No Brasil, a energia solar responde por 24,5% de toda a geração e já é a segunda maior fonte energética, de acordo com a Associação Brasileira de Energia Solar Fotovoltaica ( ABSOLAR ). Em 2025, os investimentos foram de mais de R$ 32,9 bilhões.
Os números incluem desde as grandes usinas até os pequenos sistemas instalados em telhados e terrenos. Jones Vieira, CEO da Eternity Energia, afirma que um dos fatores que favorecem a expansão da matriz energética solar é o fato de ela ser financeiramente vantajosa.
Quando a pessoa instala um sistema fotovoltaico, passa a gerar sua própria energia durante o dia. Tudo que é gerado e não usado na hora é enviado para a rede elétrica e vira crédito na conta do proprietário. A prática, chamada de compensação de energia, é regulamentada pela Agência Nacional de Energia Elétrica (ANEEL).
“Na prática, sua conta deixa de refletir tudo que você consome e passa a cobrar só o que ultrapassar essa geração. A maioria dos nossos clientes paga a taxa mínima de disponibilidade, aquele valor fixo que a distribuidora cobra independentemente do consumo. A redução média pode ficar entre 80% e 95% da fatura mensal”, explica Vieira.
O empresário diz que muitas pessoas enxergam a fonte solar como um investimento e uma forma de se proteger dos reajustes das contas de energia pelos próximos 25 a 30 anos, prazo que corresponde à vida útil dos painéis fotovoltaicos.
“O retorno médio acontece entre três e seis anos. E, com financiamento, muitos clientes já saem pagando uma parcela menor do que pagavam na conta de luz, ou seja, o sistema literalmente se paga com o dinheiro que antes ia embora todo mês”, pontua Vieira.
Segundo ele, a produção de energia solar varia conforme a região e a época do ano, mas o impacto é compensado por períodos de maior geração. Como exemplo, Vieira menciona o estado do Paraná, cuja queda de produção no inverno é de 15% a 25%.
Durante o verão, por outro lado, a pessoa gera mais do que consome, acumula créditos e usa essa diferença no inverno. “Esses créditos têm validade de 60 meses, ou seja, o sistema se equilibra naturalmente ao longo do ano”, esclarece o CEO da Eternity Energia.
“Existe um outro ponto que ainda é pouco discutido: o impacto da energia solar no patrimônio. Imóveis com sistema instalado podem valorizar entre 3% e 8% segundo pesquisas do setor, o que significa que, além de economizar na conta, o cliente está adicionando valor ao próprio bem”, diz Vieira.
Em um mundo com tantas preocupações ambientais, o executivo lembra que a energia é uma aliada por ser uma fonte limpa. De acordo com dados da ABSOLAR , mais de 104,3 milhões de toneladas de monóxido de carbono (CO), um gás poluente, deixaram de ser emitidas graças à energia solar desde 2012.
Vieira compartilha que, no contexto de expansão do mercado, a Eternity tem investido em estrutura técnica, comercial e de pós-vendas para acompanhar o crescimento.

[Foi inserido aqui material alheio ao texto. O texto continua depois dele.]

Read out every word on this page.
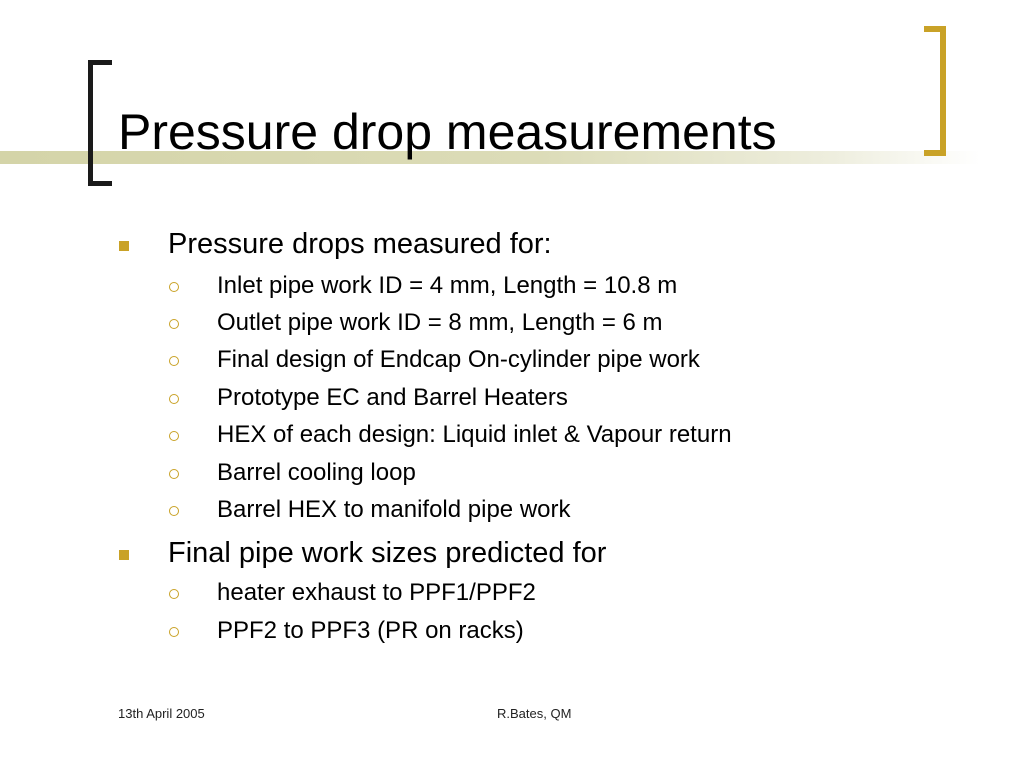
Pressure drop measurements
Pressure drops measured for:
Inlet pipe work ID = 4 mm, Length = 10.8 m
Outlet pipe work ID = 8 mm, Length = 6 m
Final design of Endcap On-cylinder pipe work
Prototype EC and Barrel Heaters
HEX of each design: Liquid inlet & Vapour return
Barrel cooling loop
Barrel HEX to manifold pipe work
Final pipe work sizes predicted for
heater exhaust to PPF1/PPF2
PPF2 to PPF3 (PR on racks)
13th April 2005	R.Bates, QM
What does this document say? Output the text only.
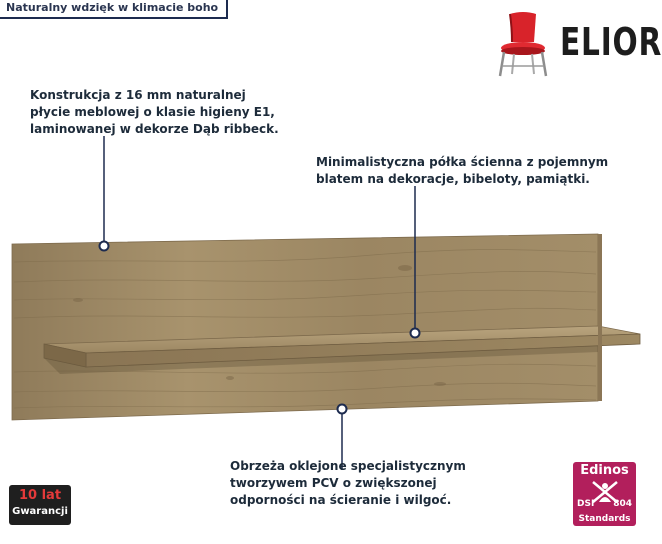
Naturalny wdzięk w klimacie boho
ELIOR
Konstrukcja z 16 mm naturalnej
płycie meblowej o klasie higieny E1,
laminowanej w dekorze Dąb ribbeck.
Minimalistyczna półka ścienna z pojemnym
blatem na dekoracje, bibeloty, pamiątki.
Obrzeża oklejone specjalistycznym
tworzywem PCV o zwiększonej
odporności na ścieranie i wilgoć.
10 lat
Gwarancji
Edinos
DSI 804
Standards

Na prática, isso significa equipe capacitada para fazer visitas técnicas e dimensionar cada projeto de forma personalizada, parcerias com fornecedores que buscam garantir equipamentos com certificação, e um processo de instalação que tem como objetivo central respeitar os prazos acordados com o cliente.
O portfólio da empresa abrange projetos para setores como agronegócio, comércios, indústrias, residências, entre outros. “A expansão regional tem sido feita de forma planejada, crescendo onde há demanda real e capacidade de atender bem, não apenas de fechar contratos”, ressalta o CEO.